How I learned to stop worrying and ignore Alec Baldwin

Alec Baldwin is back in the news again, something which has become a regular feature of cable programming these days. It seems you can’t turn on the television without seeing his grizzled countenance splattered across your screen. When he’s not either hosting or appearing in skits for Saturday Night Live doing his tiresome imitation of Donald Trump, he’s milking this gig in other venues for all it’s worth. After having been recently urged to stand in for the President at the White House Correspondents Dinner, we now learn that he has inked a lucrative book deal. (Associated Press)

Alec Baldwin has found a new way to mock Donald Trump.

Baldwin is teaming with author Kurt Andersen on the satirical book “You Can’t Spell America Without Me: The Really Tremendous Inside Story of My Fantastic First Year as President Donald J. Trump,” Penguin Press announced Wednesday. The book is scheduled to come out Nov. 7, almost exactly a year to the day that Trump stunned the world by being elected president, and ensured many more appearances by Baldwin as Trump on “Saturday Night Live.”

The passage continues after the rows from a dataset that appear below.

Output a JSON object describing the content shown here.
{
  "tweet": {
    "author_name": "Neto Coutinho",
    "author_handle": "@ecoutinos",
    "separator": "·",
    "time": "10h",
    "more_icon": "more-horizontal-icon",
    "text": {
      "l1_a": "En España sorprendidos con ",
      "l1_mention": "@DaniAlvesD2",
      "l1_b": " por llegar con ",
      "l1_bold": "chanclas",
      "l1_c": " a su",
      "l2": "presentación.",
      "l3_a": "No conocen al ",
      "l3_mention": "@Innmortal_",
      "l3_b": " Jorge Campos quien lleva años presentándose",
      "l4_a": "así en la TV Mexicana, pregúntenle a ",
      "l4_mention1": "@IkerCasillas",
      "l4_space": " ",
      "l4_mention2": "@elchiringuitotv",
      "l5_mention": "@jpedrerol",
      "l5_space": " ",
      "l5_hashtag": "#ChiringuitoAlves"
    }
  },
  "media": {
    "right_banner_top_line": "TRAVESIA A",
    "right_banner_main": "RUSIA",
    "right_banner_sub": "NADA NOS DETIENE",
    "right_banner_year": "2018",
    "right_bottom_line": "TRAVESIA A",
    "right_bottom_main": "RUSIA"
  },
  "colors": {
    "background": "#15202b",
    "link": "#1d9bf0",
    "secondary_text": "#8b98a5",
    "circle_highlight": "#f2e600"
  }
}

There have been times recently when Baldwin’s antics really began getting on my nerves. I’m sure part of that comes from the fact that so much of the media has been focused on relentless attacks against the new White House administration before it even has a chance to get off the ground. But after having had some time to digest all of these comings and goings, a bit of sanity is required when dealing with the “Baldwin phenomenon.”

Don’t take this as some indication that I’ve suddenly developed a new appreciation for Baldwin’s particular style of “humor.” As I’ve said here repeatedly, I find his Trump impersonation tiresome, repetitive and rarely amusing. His routines lack creativity and consist entirely of the same three worn-out memes. Baldwin is, more than anything, a walking embodiment of your annoying and slightly delusional uncle who shows up at family gatherings telling the same three jokes over and over for years on end and then acts insulted when you don’t laugh.

His work stands in stark contrast to that of Melissa McCarthy, who has been doing a hilarious job lampooning White House Press Secretary Sean Spicer. Feel free to go ahead and label me a “traitor” for saying that, but the woman simply cracks me up, and the writing in those bits is probably worthy of an Emmy. If Sean allows it to get him worked up then he is probably too thin-skinned for the high profile job he stepped into.

But returning to Baldwin, the fact is that we really have nothing to complain about. After all, the guy is an actor and comedian who has to work for a living just like anyone else. No matter how dismal you may find his offerings, he has the right to go out and earn his daily bread like the rest of us. The fact is that he has found people in the private sector willing to pay him for his material and he would be foolish not to close the deal and take what the market will bear. Cutting him off from such opportunities is pretty much the antithesis of conservatism.

The far better approach as I see it is to simply adopt a policy of changing the channel when he comes on. Let Baldwin do his thing and we can do ours. Isn’t the free market wonderful?